30 Novembre 2014
Nous autres gens des rues
Chaque petite action est un événement immense où le Paradis nous est donné, où nous pouvons donner le paradis.
Qu’importe ce que nous avons à faire : un balai ou un stylo à tenir ; parler ou se taire ; raccommoder ou faire une conférence ; soigner un malade ou taper à la machine.
Tout cela n’est que l’écorce d’une réalité splendide, la rencontre de l’âme avec Dieu,
à chaque minute renouvelée, à chaque minute accrue en grâce, toujours plus belle pour son Dieu.
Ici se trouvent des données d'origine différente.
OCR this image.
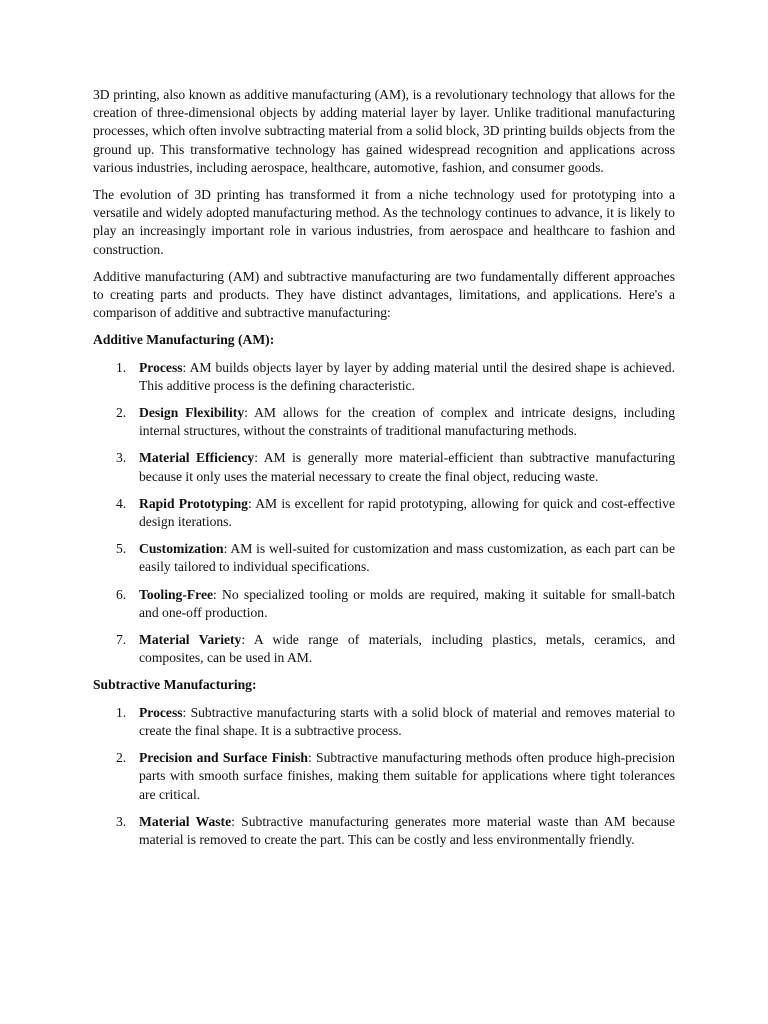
3D printing, also known as additive manufacturing (AM), is a revolutionary technology that allows for the creation of three-dimensional objects by adding material layer by layer. Unlike traditional manufacturing processes, which often involve subtracting material from a solid block, 3D printing builds objects from the ground up. This transformative technology has gained widespread recognition and applications across various industries, including aerospace, healthcare, automotive, fashion, and consumer goods.

The evolution of 3D printing has transformed it from a niche technology used for prototyping into a versatile and widely adopted manufacturing method. As the technology continues to advance, it is likely to play an increasingly important role in various industries, from aerospace and healthcare to fashion and construction.

Additive manufacturing (AM) and subtractive manufacturing are two fundamentally different approaches to creating parts and products. They have distinct advantages, limitations, and applications. Here's a comparison of additive and subtractive manufacturing:

Additive Manufacturing (AM):
1. Process: AM builds objects layer by layer by adding material until the desired shape is achieved. This additive process is the defining characteristic.
2. Design Flexibility: AM allows for the creation of complex and intricate designs, including internal structures, without the constraints of traditional manufacturing methods.
3. Material Efficiency: AM is generally more material-efficient than subtractive manufacturing because it only uses the material necessary to create the final object, reducing waste.
4. Rapid Prototyping: AM is excellent for rapid prototyping, allowing for quick and cost-effective design iterations.
5. Customization: AM is well-suited for customization and mass customization, as each part can be easily tailored to individual specifications.
6. Tooling-Free: No specialized tooling or molds are required, making it suitable for small-batch and one-off production.
7. Material Variety: A wide range of materials, including plastics, metals, ceramics, and composites, can be used in AM.
Subtractive Manufacturing:
1. Process: Subtractive manufacturing starts with a solid block of material and removes material to create the final shape. It is a subtractive process.
2. Precision and Surface Finish: Subtractive manufacturing methods often produce high-precision parts with smooth surface finishes, making them suitable for applications where tight tolerances are critical.
3. Material Waste: Subtractive manufacturing generates more material waste than AM because material is removed to create the part. This can be costly and less environmentally friendly.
On sonne ? Vite, allons ouvrir.
C’est Dieu qui vient nous aimer.
Un renseignement ? Le voici :
c’est Dieu qui vient nous aimer.
C’est l’heure de se mettre à table : allons-y :
c’est Dieu qui vient nous aimer.
Laissons-le faire.
Madeleine Delbrêl, La Sainteté des gens ordinaires, tome VII des O.C., Nouvelle Cité 2009, pp. 29-30. © Amis de Madeleine Delbrêl
Madeleine Delbrêl, La Sainteté des gens ordinaires, tome VII des O.C., Nouvelle Cité 2009, pp. 29-30. © Amis de Madeleine Delbrêl
Assistante sociale à Ivry-sur-Seine, Madeleine Delbrêl (1904-1964) a témoigné d’une vie évangélique en milieu ouvrier et déchristianisé. Elle a créé un lien impensable à l’époque entre chrétiens et communistes. Ceux qui l’ont connue se souviennent de celle qui est devenue l’une des grandes figures spirituelles de notre temps.
Un jour de plus commence.
Il ne s’est pas enfermé.
Il a marché parmi les hommes.
Avec moi il est parmi les hommes d’aujourd’hui.
Il va rencontrer
chacun de ceux qui entreront dans la maison,
chacun de ceux que je croiserai dans la rue,
d’autres riches que ceux de son temps,
d’autres pauvres,
d’autres savants et d’autres ignorants,
d’autres petits et d’autres vieillards,
d’autres saints et d’autres pécheurs,
d’autres valides et d’autres infirmes.
Tous seront ceux qu’il est venu chercher.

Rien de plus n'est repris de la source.